2014 Domaine Louis Moreau 1er Cru Vaillons. Straw gold with green facets. Ripe, full, and richer in the mouth, and a background of chalky wet stones.  Persistent bright fruits of apple and nectarine with ample acidity gives an intense finely tuned expression of focused minerality and structure. Great length.

2013 Domaine Louis Moreau Grand Cru Valmur.  Straw-gold.  Ripe nose of wildflower honey and a background of wet rocks. Wild and rather herbal, full, rich, and yet focused and precise.  Long, intense, clean finish.  Delicious.

2013 Domaine Louis Moreau Grand Cru Les Clos.  Medium straw-gold.  Chalky nectarine with notes of grape skin.  Dense, rich and full entry, quite complex with elements of honey, peach, and nectarine mid-palate but sustained to a long, linear, persistent finish by mineral structure and depth.  Precise. Focused. Excellent.

At dinner:

2008 Domaine Louis Moreau Chablis Grand Cru Clos des Hospices.  Brilliant straw-gold. Wet stones mingling with forest floor, nectarine acidity. Lush, full entry with bright citrus-zest freshness and slightly saline background. An incredibly long finish turns towards truffled honey and candied orange peel. Still very young and developing complexity. Excellent from magnum tonight but has years to go.

Domaine Louis Moreau is a producer who continues to refine his trade.
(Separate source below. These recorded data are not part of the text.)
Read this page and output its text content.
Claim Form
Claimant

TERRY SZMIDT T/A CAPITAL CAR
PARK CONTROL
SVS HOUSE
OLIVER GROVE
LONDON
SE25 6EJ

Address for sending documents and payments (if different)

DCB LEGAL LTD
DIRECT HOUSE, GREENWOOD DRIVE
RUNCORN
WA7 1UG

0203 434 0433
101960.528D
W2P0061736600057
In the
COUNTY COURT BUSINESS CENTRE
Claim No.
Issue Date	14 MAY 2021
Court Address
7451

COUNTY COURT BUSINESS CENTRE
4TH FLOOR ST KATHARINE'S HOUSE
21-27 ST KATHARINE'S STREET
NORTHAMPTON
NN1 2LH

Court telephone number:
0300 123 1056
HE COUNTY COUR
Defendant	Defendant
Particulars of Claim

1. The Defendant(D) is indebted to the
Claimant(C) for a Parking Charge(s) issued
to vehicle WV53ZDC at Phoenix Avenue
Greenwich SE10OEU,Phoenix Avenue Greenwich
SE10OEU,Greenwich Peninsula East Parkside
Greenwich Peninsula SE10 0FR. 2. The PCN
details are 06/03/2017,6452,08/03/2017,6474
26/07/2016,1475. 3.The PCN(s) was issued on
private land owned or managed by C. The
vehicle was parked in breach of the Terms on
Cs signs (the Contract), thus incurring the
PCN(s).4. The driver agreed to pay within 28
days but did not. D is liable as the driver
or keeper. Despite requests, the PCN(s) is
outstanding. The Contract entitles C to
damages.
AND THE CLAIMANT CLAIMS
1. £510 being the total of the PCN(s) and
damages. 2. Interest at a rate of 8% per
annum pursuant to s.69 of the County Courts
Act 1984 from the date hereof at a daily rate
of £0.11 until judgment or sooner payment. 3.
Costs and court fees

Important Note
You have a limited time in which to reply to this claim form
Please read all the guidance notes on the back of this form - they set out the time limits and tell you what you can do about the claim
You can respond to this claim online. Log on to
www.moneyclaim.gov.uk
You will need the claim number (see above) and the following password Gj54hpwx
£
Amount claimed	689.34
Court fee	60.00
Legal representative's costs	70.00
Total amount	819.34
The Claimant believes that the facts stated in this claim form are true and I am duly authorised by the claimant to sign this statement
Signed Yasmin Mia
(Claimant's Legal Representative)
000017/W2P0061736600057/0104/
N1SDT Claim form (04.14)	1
Organic vineyard practices, small parcel fermentations, extended lees aging, and patience before bottling makes this a domaine to follow closely.  Unfortunately, nearly half the crop of the Petit Chablis and Chablis were lost to frost and hail in the 2016 vintage.  But while the pressure for higher prices is strong, Louis Moreau’s depth of vineyard holdings and long aging process gives balance to a difficult result in the 2016 vintage.

With Louis and Bertrand, this wine was a wonderful dinner companion, and great conversationalist, evolving and changing nuance and expression over our two hours at table.